You can see a few of the lessons for yourself here and download the study guide here.  WARNING!!  If you're a person who doesn't believe in Natural Law (even though there is undeniable proof that our Constitution and Declaration of Independence were based upon it) and you don't like that DeTocqueville went on and on about how religions the fledgling United States was ( was), you'll probably hate it. 

Tea Party Patriots and their chapters across the country are encouraging members to contact schools in their area to remind them of the Federal law that requires teaching of the Constitution at all schools receiving Federal funds.  Public Law 108-447 Sec. 110(b), enacted in 2004 states:

"Each educational institution that receives Federal funds
for a fiscal year shall hold an educational program on the United
States Constitution on September 17 of such year for the students
served by the educational institution."
The plan for the Tea Party Patriots is to contact as many schools as possible to make sure they're abiding by this Federal law:

"Patriots across the country are justifiably concerned that students in the public schools are not being taught about the founding documents which created our nation. In 2004, Congress passed a law which requires an educational program on the Constitution be taught in all public schools during Constitution Week...Patriots should not have to remind schools to teach the history of the most important document in our country. That we have to do so is an indication of how awful the public school system has become with regard to teaching U.S. history...We have designed a simple plan to achieve this goal. It will be most effective if we can launch a national campaign in all 50 states."
The Medina Tea Party Patriots describes the plan:
This "Adopt-a-School” initiative is a simple three-step program that helps encourage schools to fulfill the federal mandate through our grassroots effort. We are encouraging parents to take part in this program by:

1) Adopting a school.
2) Sending three letters.
3) Helping the school implement the program.

Very subversive, isn't it?  A huge threat to our freedoms, according to the HuffPo.  One of the critics cited in their hit piece is The Center for Center for Civic Education which describes itself this way:
"The principal goals of the Center’s programs are to help students increased understanding of the institutions of constitutional democracy and the fundamental principals and values upon which they are founded..."
Oh, so they help students understand the constitutional democracies of Germany and the UK?  Because we have NO SUCH THING HERE!  Our Founders gave us a Constitutional republic, which provided for limited government, a balance of powers, and a system in which mere majority rule is tempered.  

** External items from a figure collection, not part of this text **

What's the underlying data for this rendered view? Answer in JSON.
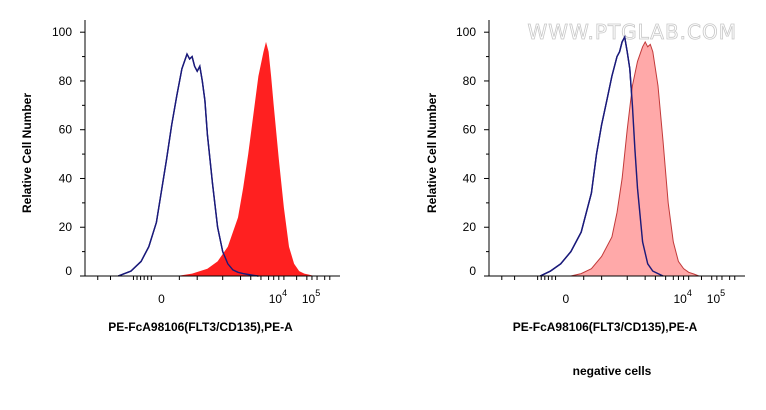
{
  "chart_data": [
    {
      "type": "area",
      "title": "",
      "xlabel": "PE-FcA98106(FLT3/CD135),PE-A",
      "ylabel": "Relative Cell Number",
      "xscale": "biexponential",
      "ylim": [
        0,
        105
      ],
      "y_ticks": [
        "0",
        "20",
        "40",
        "60",
        "80",
        "100"
      ],
      "x_ticks": [
        {
          "base": "0",
          "exp": ""
        },
        {
          "base": "10",
          "exp": "4"
        },
        {
          "base": "10",
          "exp": "5"
        }
      ],
      "series": [
        {
          "style": "outline",
          "color": "#1a1a7a",
          "x": [
            -0.85,
            -0.6,
            -0.4,
            -0.25,
            -0.1,
            0.0,
            0.1,
            0.2,
            0.3,
            0.4,
            0.5,
            0.55,
            0.6,
            0.65,
            0.7,
            0.75,
            0.8,
            0.85,
            0.9,
            1.0,
            1.1,
            1.2,
            1.3,
            1.4,
            1.5,
            1.6,
            1.7,
            1.8,
            1.9
          ],
          "y": [
            0,
            2,
            6,
            12,
            22,
            35,
            48,
            62,
            74,
            85,
            91,
            89,
            90,
            86,
            84,
            86,
            80,
            72,
            58,
            38,
            20,
            10,
            5,
            2.5,
            1.5,
            1,
            0.6,
            0.3,
            0
          ]
        },
        {
          "style": "filled",
          "color": "#ff2020",
          "x": [
            0.3,
            0.6,
            0.9,
            1.1,
            1.3,
            1.5,
            1.6,
            1.7,
            1.8,
            1.9,
            2.0,
            2.05,
            2.1,
            2.15,
            2.2,
            2.3,
            2.4,
            2.5,
            2.6,
            2.7,
            2.8,
            2.9,
            3.0
          ],
          "y": [
            0,
            1,
            3,
            6,
            12,
            24,
            36,
            50,
            66,
            82,
            92,
            96,
            92,
            82,
            70,
            48,
            28,
            12,
            5,
            2,
            1,
            0.5,
            0
          ]
        }
      ]
    },
    {
      "type": "area",
      "title": "",
      "xlabel": "PE-FcA98106(FLT3/CD135),PE-A",
      "ylabel": "Relative Cell Number",
      "xscale": "biexponential",
      "ylim": [
        0,
        105
      ],
      "y_ticks": [
        "0",
        "20",
        "40",
        "60",
        "80",
        "100"
      ],
      "x_ticks": [
        {
          "base": "0",
          "exp": ""
        },
        {
          "base": "10",
          "exp": "4"
        },
        {
          "base": "10",
          "exp": "5"
        }
      ],
      "caption": "negative cells",
      "watermark": "WWW.PTGLAB.COM",
      "series": [
        {
          "style": "outline",
          "color": "#1a1a7a",
          "x": [
            -0.5,
            -0.3,
            -0.1,
            0.1,
            0.3,
            0.5,
            0.6,
            0.7,
            0.8,
            0.9,
            1.0,
            1.05,
            1.1,
            1.15,
            1.2,
            1.25,
            1.3,
            1.35,
            1.4,
            1.5,
            1.6,
            1.7,
            1.8,
            1.9
          ],
          "y": [
            0,
            2,
            5,
            10,
            18,
            34,
            50,
            62,
            72,
            82,
            90,
            92,
            96,
            98,
            92,
            85,
            70,
            52,
            36,
            14,
            5,
            2,
            1,
            0
          ]
        },
        {
          "style": "filled-light",
          "color": "#ff9a9a",
          "stroke": "#c23a3a",
          "x": [
            0.1,
            0.3,
            0.5,
            0.7,
            0.9,
            1.0,
            1.1,
            1.2,
            1.3,
            1.4,
            1.5,
            1.55,
            1.6,
            1.65,
            1.7,
            1.8,
            1.9,
            2.0,
            2.1,
            2.2,
            2.3,
            2.4,
            2.5,
            2.6
          ],
          "y": [
            0,
            1,
            3,
            8,
            16,
            26,
            40,
            60,
            78,
            88,
            94,
            96,
            94,
            95,
            92,
            78,
            55,
            30,
            14,
            6,
            3,
            1.5,
            0.8,
            0
          ]
        }
      ]
    }
  ]
}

Here we have Exhibit A for the need to teach each and every school child about the Constitution.  In a letter to George Wythe, August 13, 1786, commonly called "A Crusade Against Ignorance,"  Thomas Jefferson linked freedom to an educated citizenry:
"I think by far the most important bill in our whole code is that for the diffusion of knowlege among the people. No other sure foundation can be devised, for the preservation of freedom and happiness...Preach, my dear Sir, a crusade against ignorance; establish & improve the law for educating the common people. Let our countrymen know that the people alone can protect us against these evils, and that the tax which will be paid for this purpose is not more than the thousandth part of what will be paid to kings, priests & nobles who will rise up among us if we leave the people in ignorance."
My favorite blogger (and friend whom I've not actually met) and now author, Dan Phillips, likes to say that if the Founding Fathers were to come back here they would say, "When were you conquered and by whom?"  I think they'd also ask, "When did you get a new Constitution?"  We need to get busy!